The minutes also show that while inflation had yet to reach the Fed's targeted 2% rate, FOMC members expressed general satisfaction that its other datapoints necessary for raising rates — a growing economy and an improving labor market — appear to be moving in the right direction.
2. China
While many market observers see the Chinese sky falling, Kleintop believes that China's currency devaluation is simply "policy fine tuning" by the government, and an acknowledgement that China is moving from a manufacturing and exporting-focused economy to a more domestic-consumer-focused economy. The devaluation came because Chinese leaders saw that "consumers were benefiting, maybe too much" from the big rise in the value of the yuan, which makes imports cheaper, using as an example the big rise in sales of Mercedes-Benz cars in China.

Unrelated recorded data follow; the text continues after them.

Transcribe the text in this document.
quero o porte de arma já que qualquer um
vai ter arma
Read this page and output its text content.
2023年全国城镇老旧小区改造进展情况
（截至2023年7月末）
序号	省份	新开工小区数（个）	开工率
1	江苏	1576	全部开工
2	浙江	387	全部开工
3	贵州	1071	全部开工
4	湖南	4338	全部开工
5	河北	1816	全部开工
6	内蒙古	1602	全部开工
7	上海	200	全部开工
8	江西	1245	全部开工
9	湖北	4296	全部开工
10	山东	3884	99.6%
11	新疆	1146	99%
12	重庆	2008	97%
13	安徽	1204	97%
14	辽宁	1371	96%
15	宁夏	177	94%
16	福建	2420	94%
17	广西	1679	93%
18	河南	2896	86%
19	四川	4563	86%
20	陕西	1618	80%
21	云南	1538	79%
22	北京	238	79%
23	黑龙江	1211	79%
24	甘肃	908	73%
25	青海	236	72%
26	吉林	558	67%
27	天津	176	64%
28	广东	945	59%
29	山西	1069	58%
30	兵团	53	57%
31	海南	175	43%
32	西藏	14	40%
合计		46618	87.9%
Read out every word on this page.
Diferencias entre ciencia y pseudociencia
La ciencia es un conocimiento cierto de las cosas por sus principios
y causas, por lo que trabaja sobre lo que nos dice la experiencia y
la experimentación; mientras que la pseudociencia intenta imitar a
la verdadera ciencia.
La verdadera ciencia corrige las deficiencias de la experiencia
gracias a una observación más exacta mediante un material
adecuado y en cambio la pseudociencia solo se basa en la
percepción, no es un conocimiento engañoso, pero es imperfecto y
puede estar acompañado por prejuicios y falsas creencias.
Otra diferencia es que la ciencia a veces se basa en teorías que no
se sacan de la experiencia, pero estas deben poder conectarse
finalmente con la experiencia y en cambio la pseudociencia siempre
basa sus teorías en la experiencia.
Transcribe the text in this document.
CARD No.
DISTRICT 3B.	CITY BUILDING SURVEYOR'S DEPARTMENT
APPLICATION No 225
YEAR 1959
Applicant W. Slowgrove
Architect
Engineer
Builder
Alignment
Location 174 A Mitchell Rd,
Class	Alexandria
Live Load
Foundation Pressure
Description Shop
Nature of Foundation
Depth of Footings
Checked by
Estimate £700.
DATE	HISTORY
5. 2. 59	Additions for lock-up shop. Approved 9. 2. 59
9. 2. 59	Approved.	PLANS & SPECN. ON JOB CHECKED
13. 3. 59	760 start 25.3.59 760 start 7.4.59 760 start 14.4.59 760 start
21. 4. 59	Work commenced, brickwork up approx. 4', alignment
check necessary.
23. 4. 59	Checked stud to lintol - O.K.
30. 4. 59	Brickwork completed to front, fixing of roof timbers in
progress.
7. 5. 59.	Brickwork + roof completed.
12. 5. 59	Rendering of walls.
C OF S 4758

He says that most China watchers "haven't paid enough attention" to data like non-manufacturing PMI in China, which he trusts more than some other Chinese government economic data — "there's no doubt they're lying to us" about some other data — because it comes from a survey of private companies. He says we "have to change what statistics we look at," citing as an example electricity use in China which, while it increased only 1% over all, has risen by 8% in the service sector and 5% to 6% in the residential sector.
"If consumer spending falls" in China, then Kleintop would be worried, but he sees no evidence of that happening. "Six months from now we'll forget about" the currency move, he predicted, just as the market has done with the Swiss central bank unpegged the franc from the euro in January. 3. Climate Change
Which companies will benefit and which will lose as climate change affects business and the economy?
Kleintop said that larger-cap companies rather than small caps would benefit in the reaction to climate change legislation and regulation, such as the methane limits announced by the Environmental Protection Agency on Tuesday, President Barack Obama's environmental initiatives and the U.N. climate change meeting this fall in Paris.